Tuesday, November 29, 2016

So what would I do if I had PTSD?

Image result for psychoanalyst
A Dangerous Method (2011)

  1. Not drink any alcohol for the duration.
  2. Start a rather intense physical exercise regimen.
  3. Not take any benzodiazepines (e.g., Xanax, Ativan).
  4. Eat more healthy than I ever have (probably full paleo).
  5. Not take any sleep medications (e.g., Ambien, Lunesta).
  6. Ask everyone I know for the name of a really, really good psychotherapist. Not a marriage counselor. Not a "life coach." Not a substance abuse counselor. Someone who treats people with serious mental health problems, every day. Someone whose caseload usually includes suicidal patients. Someone who calls them "patients" and not "clients." Probably, somebody I address as "Doctor." Probably, somebody who dresses for work better than I do. Most definitely, somebody who reads Dostoevsky, Tolstoy, Shakespeare, and Homer. Somebody who has read plenty of Freud, and Jung, and Frankl. Someone much more likely to interpret a dream than to assign me homework in which I identify my "cognitive distortions."
  7. After a few sessions, if I don't like this therapist or don't feel that he or she understands me or is not putting my best interests ahead of their own, then I would find someone else.
  8. Once I find the right psychotherapist (with the right office -- I'm partial to Oriental rugs and leather armchairs), I'd settle in for twice-weekly sessions for the next six months.
  9. If I didn't see any improvement after two months of twice-weekly psychotherapy, I would consider antidepressants. If I was still having trauma-related nightmares more than twice a week, I would consider prazosin. But I would probably end up not taking any psychiatric medications.
  10. Throughout the therapy, I would be trying a multitude of live-enhancing activities, e.g., hiking, oil painting, learning a new language, bricklaying, meeting new people, etc.

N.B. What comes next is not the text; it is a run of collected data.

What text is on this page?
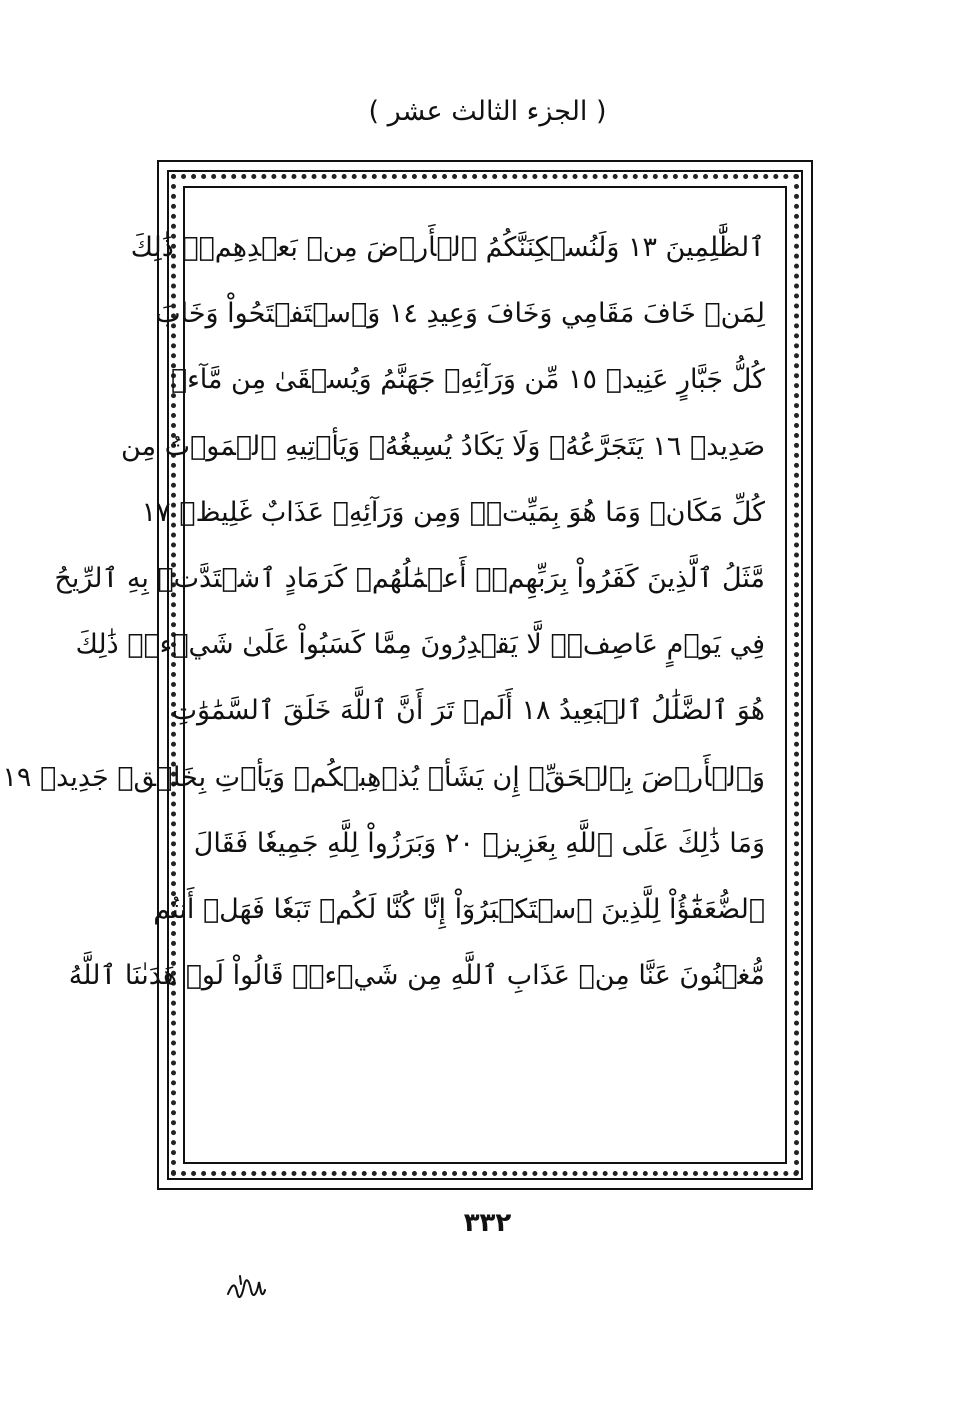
( الجزء الثالث عشر )
ٱلظَّٰلِمِينَ ١٣ وَلَنُسۡكِنَنَّكُمُ ٱلۡأَرۡضَ مِنۢ بَعۡدِهِمۡۚ ذَٰلِكَ
لِمَنۡ خَافَ مَقَامِي وَخَافَ وَعِيدِ ١٤ وَٱسۡتَفۡتَحُواْ وَخَابَ
كُلُّ جَبَّارٍ عَنِيدٖ ١٥ مِّن وَرَآئِهِۦ جَهَنَّمُ وَيُسۡقَىٰ مِن مَّآءٖ
صَدِيدٖ ١٦ يَتَجَرَّعُهُۥ وَلَا يَكَادُ يُسِيغُهُۥ وَيَأۡتِيهِ ٱلۡمَوۡتُ مِن
كُلِّ مَكَانٖ وَمَا هُوَ بِمَيِّتٖۖ وَمِن وَرَآئِهِۦ عَذَابٌ غَلِيظٞ ١٧
مَّثَلُ ٱلَّذِينَ كَفَرُواْ بِرَبِّهِمۡۖ أَعۡمَٰلُهُمۡ كَرَمَادٍ ٱشۡتَدَّتۡ بِهِ ٱلرِّيحُ
فِي يَوۡمٍ عَاصِفٖۖ لَّا يَقۡدِرُونَ مِمَّا كَسَبُواْ عَلَىٰ شَيۡءٖۚ ذَٰلِكَ
هُوَ ٱلضَّلَٰلُ ٱلۡبَعِيدُ ١٨ أَلَمۡ تَرَ أَنَّ ٱللَّهَ خَلَقَ ٱلسَّمَٰوَٰتِ
وَٱلۡأَرۡضَ بِٱلۡحَقِّۚ إِن يَشَأۡ يُذۡهِبۡكُمۡ وَيَأۡتِ بِخَلۡقٖ جَدِيدٖ ١٩
وَمَا ذَٰلِكَ عَلَى ٱللَّهِ بِعَزِيزٖ ٢٠ وَبَرَزُواْ لِلَّهِ جَمِيعٗا فَقَالَ
ٱلضُّعَفَٰٓؤُاْ لِلَّذِينَ ٱسۡتَكۡبَرُوٓاْ إِنَّا كُنَّا لَكُمۡ تَبَعٗا فَهَلۡ أَنتُم
مُّغۡنُونَ عَنَّا مِنۡ عَذَابِ ٱللَّهِ مِن شَيۡءٖۚ قَالُواْ لَوۡ هَدَىٰنَا ٱللَّهُ
٣٣٢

That's what I would do. I suspect that many other mental health professionals would do something similar. What I wouldn't do is go knocking at the door of a VA hospital, begging to be let into one of their Cognitive Processing Therapy groups.

By the way, those 48 sessions of individual psychotherapy, at $150 per, cost $7,200 (if I don't have insurance). It seems like a lot, until you consider the economic impact of having PTSD (i.e., how it reduces your earning capacity).

So, ladies and gentlemen, why don't we give each of our combat-PTSD veterans a voucher worth $7,200 for psychotherapy from a quality independent practitioner of their choice? Such an initiative would cost a lot less than giving them lifelong disability pensions of over $2,000 a month.